Tencent Cloud released the full source code of Cube Sandbox on April 21 under an Apache 2.0 license, making it the first production-grade, hardware-isolated agent runtime available as open source. The project is live on GitHub with deployment scripts, documentation, and examples covering shell execution, file operations, browser automation, and reinforcement learning training.

What Cube Sandbox Does

Cube Sandbox runs each AI agent instance inside its own dedicated guest OS kernel via KVM hardware virtualization. No shared kernel means a compromised sandbox cannot reach adjacent instances. According to Tencent’s announcement, the system achieves cold starts under 60 milliseconds in production for single instances — averaging 67ms and reaching a P95 of 90ms under 50 concurrent launches, enabled by resource pool pre-provisioning, snapshot cloning, EPT Lazy Load, and lock optimization.

Per-instance memory overhead stays below 5MB. Copy-on-write sharing, Rust-based trimming, and reflink disk sharing allow a single 96-vCPU host to run more than 2,000 sandboxes simultaneously with 90%+ storage savings over traditional container or VM approaches.

Production Scale

The platform already handles production workloads. Tencent’s PR Newswire release states that MiniMax, an AI lab focused on agentic reinforcement learning, runs hundreds of thousands of heterogeneous sandboxes (Linux, Windows, Android) concurrently on the platform. Distributed scheduling supports burst provisioning of 100,000+ instances per minute, with P99 latency below 200ms for 100 concurrent launches on a single host.
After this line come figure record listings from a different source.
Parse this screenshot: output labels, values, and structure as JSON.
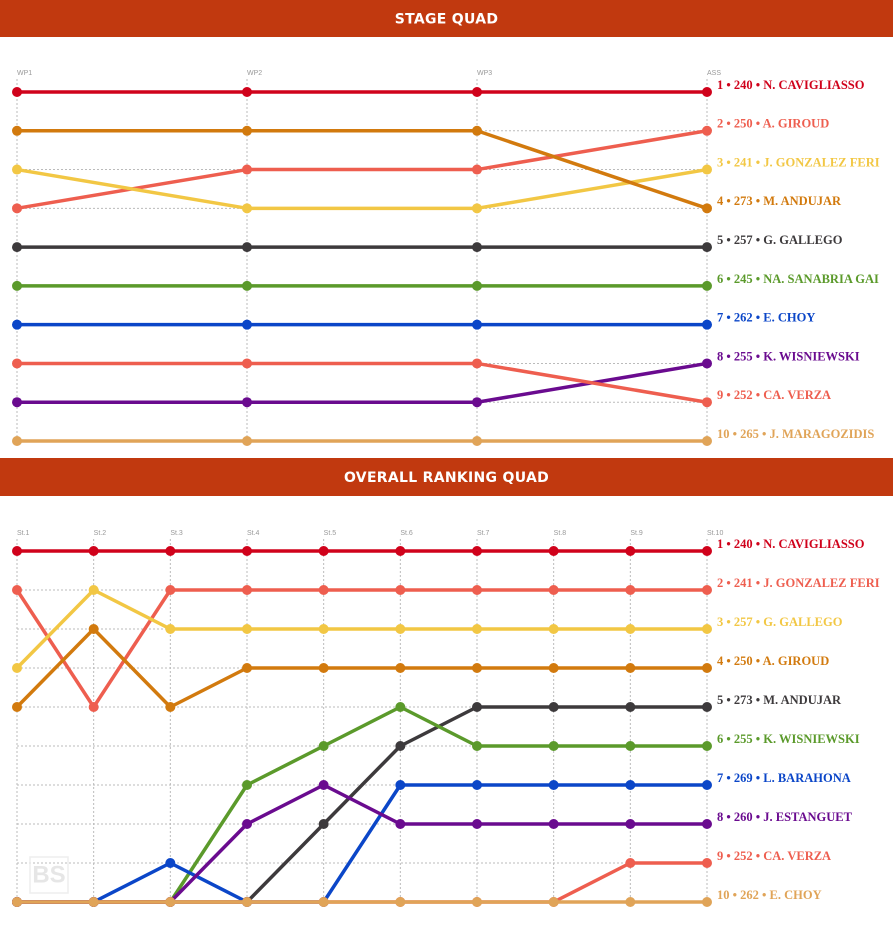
{
  "chart_data": [
    {
      "type": "bump",
      "title": "STAGE QUAD",
      "categories": [
        "WP1",
        "WP2",
        "WP3",
        "ASS"
      ],
      "ylim": [
        1,
        10
      ],
      "yticks": [
        1,
        2,
        3,
        4,
        5,
        6,
        7,
        8,
        9,
        10
      ],
      "grid": true,
      "series": [
        {
          "name": "1 • 240 • N. CAVIGLIASSO",
          "color": "#d0021b",
          "values": [
            1,
            1,
            1,
            1
          ]
        },
        {
          "name": "2 • 250 • A. GIROUD",
          "color": "#ee5e4f",
          "values": [
            4,
            3,
            3,
            2
          ]
        },
        {
          "name": "3 • 241 • J. GONZALEZ FERI",
          "color": "#f2c744",
          "values": [
            3,
            4,
            4,
            3
          ]
        },
        {
          "name": "4 • 273 • M. ANDUJAR",
          "color": "#d27a0e",
          "values": [
            2,
            2,
            2,
            4
          ]
        },
        {
          "name": "5 • 257 • G. GALLEGO",
          "color": "#3d3a3c",
          "values": [
            5,
            5,
            5,
            5
          ]
        },
        {
          "name": "6 • 245 • NA. SANABRIA GAI",
          "color": "#5b9a2b",
          "values": [
            6,
            6,
            6,
            6
          ]
        },
        {
          "name": "7 • 262 • E. CHOY",
          "color": "#0b46c8",
          "values": [
            7,
            7,
            7,
            7
          ]
        },
        {
          "name": "8 • 255 • K. WISNIEWSKI",
          "color": "#6a0b8f",
          "values": [
            9,
            9,
            9,
            8
          ]
        },
        {
          "name": "9 • 252 • CA. VERZA",
          "color": "#ee5e4f",
          "values": [
            8,
            8,
            8,
            9
          ]
        },
        {
          "name": "10 • 265 • J. MARAGOZIDIS",
          "color": "#e0a458",
          "values": [
            10,
            10,
            10,
            10
          ]
        }
      ]
    },
    {
      "type": "bump",
      "title": "OVERALL RANKING QUAD",
      "watermark": "BS",
      "categories": [
        "St.1",
        "St.2",
        "St.3",
        "St.4",
        "St.5",
        "St.6",
        "St.7",
        "St.8",
        "St.9",
        "St.10"
      ],
      "ylim": [
        1,
        10
      ],
      "yticks": [
        1,
        2,
        3,
        4,
        5,
        6,
        7,
        8,
        9,
        10
      ],
      "grid": true,
      "series": [
        {
          "name": "1 • 240 • N. CAVIGLIASSO",
          "color": "#d0021b",
          "values": [
            1,
            1,
            1,
            1,
            1,
            1,
            1,
            1,
            1,
            1
          ]
        },
        {
          "name": "2 • 241 • J. GONZALEZ FERI",
          "color": "#ee5e4f",
          "values": [
            2,
            5,
            2,
            2,
            2,
            2,
            2,
            2,
            2,
            2
          ]
        },
        {
          "name": "3 • 257 • G. GALLEGO",
          "color": "#f2c744",
          "values": [
            4,
            2,
            3,
            3,
            3,
            3,
            3,
            3,
            3,
            3
          ]
        },
        {
          "name": "4 • 250 • A. GIROUD",
          "color": "#d27a0e",
          "values": [
            5,
            3,
            5,
            4,
            4,
            4,
            4,
            4,
            4,
            4
          ]
        },
        {
          "name": "5 • 273 • M. ANDUJAR",
          "color": "#3d3a3c",
          "values": [
            10,
            10,
            10,
            10,
            8,
            6,
            5,
            5,
            5,
            5
          ]
        },
        {
          "name": "6 • 255 • K. WISNIEWSKI",
          "color": "#5b9a2b",
          "values": [
            10,
            10,
            10,
            7,
            6,
            5,
            6,
            6,
            6,
            6
          ]
        },
        {
          "name": "7 • 269 • L. BARAHONA",
          "color": "#0b46c8",
          "values": [
            10,
            10,
            9,
            10,
            10,
            7,
            7,
            7,
            7,
            7
          ]
        },
        {
          "name": "8 • 260 • J. ESTANGUET",
          "color": "#6a0b8f",
          "values": [
            10,
            10,
            10,
            8,
            7,
            8,
            8,
            8,
            8,
            8
          ]
        },
        {
          "name": "9 • 252 • CA. VERZA",
          "color": "#ee5e4f",
          "values": [
            10,
            10,
            10,
            10,
            10,
            10,
            10,
            10,
            9,
            9
          ]
        },
        {
          "name": "10 • 262 • E. CHOY",
          "color": "#e0a458",
          "values": [
            10,
            10,
            10,
            10,
            10,
            10,
            10,
            10,
            10,
            10
          ]
        }
      ]
    }
  ]
}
Tencent also disclosed plans for event-level snapshot rollback with sub-hundred-millisecond snapshots supporting checkpoint saving, arbitrary state rollback, and rapid forking. That feature is still in development and will be open-sourced upon completion.

SDK Compatibility and Migration Path

Cube Sandbox natively supports the OpenAI Python SDK and E2B SDK. Developers using either can redirect their runtime to Cube without code changes, according to the announcement. Integration is available via MCP, API, SDK, or CLI.
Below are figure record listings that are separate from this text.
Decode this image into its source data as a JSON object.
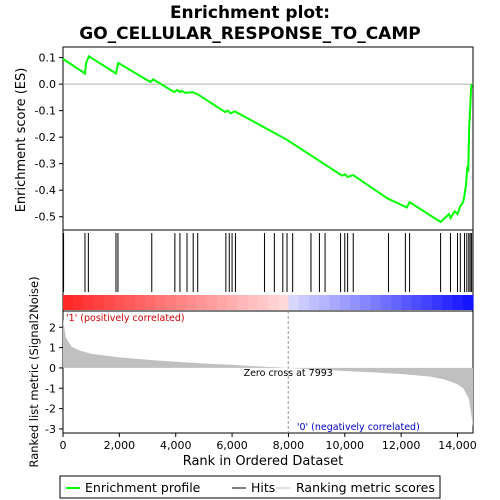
{
  "chart_data": {
    "type": "line",
    "title_line1": "Enrichment plot:",
    "title_line2": "GO_CELLULAR_RESPONSE_TO_CAMP",
    "top_panel": {
      "ylabel": "Enrichment score (ES)",
      "ylim": [
        -0.55,
        0.14
      ],
      "yticks": [
        0.1,
        0.0,
        -0.1,
        -0.2,
        -0.3,
        -0.4,
        -0.5
      ],
      "ytick_labels": [
        "0.1",
        "0.0",
        "-0.1",
        "-0.2",
        "-0.3",
        "-0.4",
        "-0.5"
      ],
      "series": [
        {
          "name": "Enrichment profile",
          "color": "#00ff00",
          "x": [
            0,
            780,
            820,
            920,
            1880,
            1960,
            3100,
            3200,
            3950,
            4050,
            4150,
            4200,
            4350,
            4600,
            4800,
            5750,
            5850,
            5950,
            6100,
            7950,
            9900,
            10000,
            10100,
            10300,
            11500,
            12200,
            12300,
            13400,
            13700,
            13750,
            13900,
            14000,
            14100,
            14200,
            14250,
            14300,
            14350,
            14380,
            14420,
            14450,
            14480,
            14500
          ],
          "y": [
            0.095,
            0.04,
            0.08,
            0.105,
            0.04,
            0.08,
            0.008,
            0.018,
            -0.03,
            -0.022,
            -0.03,
            -0.025,
            -0.033,
            -0.03,
            -0.04,
            -0.105,
            -0.1,
            -0.11,
            -0.103,
            -0.21,
            -0.345,
            -0.34,
            -0.35,
            -0.343,
            -0.43,
            -0.465,
            -0.445,
            -0.52,
            -0.49,
            -0.505,
            -0.48,
            -0.49,
            -0.46,
            -0.445,
            -0.42,
            -0.38,
            -0.31,
            -0.33,
            -0.15,
            -0.09,
            -0.02,
            0.0
          ]
        }
      ]
    },
    "hits": [
      20,
      780,
      900,
      1880,
      1950,
      3150,
      3970,
      4150,
      4400,
      4620,
      4780,
      5780,
      5900,
      6000,
      6120,
      7150,
      7500,
      7800,
      7950,
      8150,
      8800,
      9100,
      9300,
      9850,
      10000,
      10100,
      10300,
      11550,
      12150,
      12300,
      13400,
      13750,
      14000,
      14100,
      14250,
      14330,
      14400,
      14450,
      14500
    ],
    "bottom_panel": {
      "ylabel": "Ranked list metric (Signal2Noise)",
      "ylim": [
        -3.2,
        2.8
      ],
      "yticks": [
        2,
        1,
        0,
        -1,
        -2,
        -3
      ],
      "ytick_labels": [
        "2",
        "1",
        "0",
        "-1",
        "-2",
        "-3"
      ],
      "metric_x": [
        0,
        100,
        300,
        600,
        1000,
        2000,
        3000,
        4000,
        5000,
        6000,
        7000,
        7993,
        9000,
        10000,
        11000,
        12000,
        13000,
        13500,
        14000,
        14200,
        14400,
        14480,
        14550
      ],
      "metric_y": [
        2.4,
        1.5,
        1.05,
        0.85,
        0.7,
        0.52,
        0.4,
        0.3,
        0.22,
        0.15,
        0.07,
        0.0,
        -0.08,
        -0.15,
        -0.22,
        -0.3,
        -0.42,
        -0.55,
        -0.8,
        -1.0,
        -1.5,
        -2.2,
        -2.9
      ],
      "zero_cross_label": "Zero cross at 7993",
      "zero_cross_x": 7993,
      "pos_label": "'1' (positively correlated)",
      "neg_label": "'0' (negatively correlated)"
    },
    "xlabel": "Rank in Ordered Dataset",
    "xlim": [
      0,
      14550
    ],
    "xticks": [
      0,
      2000,
      4000,
      6000,
      8000,
      10000,
      12000,
      14000
    ],
    "xtick_labels": [
      "0",
      "2,000",
      "4,000",
      "6,000",
      "8,000",
      "10,000",
      "12,000",
      "14,000"
    ],
    "legend": {
      "position": "bottom",
      "items": [
        "Enrichment profile",
        "Hits",
        "Ranking metric scores"
      ]
    },
    "colors": {
      "profile": "#00ff00",
      "hits": "#000000",
      "metric_fill": "#c0c0c0",
      "positive": "#ff0000",
      "negative": "#0000ff",
      "zero_line": "#b0b0b0"
    }
  }
}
The project requires no Kubernetes cluster. A one-click deployment script sets up the full environment in minutes, and Apache 2.0 licensing allows commercial use without vendor lock-in.

The Infrastructure Pivot

The release fits a broader pattern in the Chinese AI sector. As China Tech News reported, the open-sourcing of frontier models like DeepSeek V4 is shifting competitive focus from model development to the runtime infrastructure and specialized data required to make agents functional in production. Tencent Cloud plans to pair Cube with its TACO AI Acceleration Engine and FlexKV cache system, building a full-stack “secure sandbox + inference acceleration + cache optimization” infrastructure layer.

Dowson Tong, Senior Executive Vice President of Tencent and CEO of the Cloud and Smart Industries Group, first disclosed the open-source plan at the Tencent Cloud Shanghai City Summit on March 27 as a core element of the company’s AI Agent Infrastructure strategy.

Competitive Context

The release lands days after OpenAI expanded its own Agents SDK with sandbox containers across eight sandbox providers, and as the agent sandbox market fragments across proprietary offerings. Tencent’s open-source approach offers an alternative: full auditability, private deployment within enterprise boundaries, and zero dependency on foreign cloud providers. For teams building agent infrastructure outside the U.S. cloud ecosystem, or those needing to meet compliance requirements that prohibit third-party cloud dependencies, Cube Sandbox represents a self-hostable option backed by production-scale validation.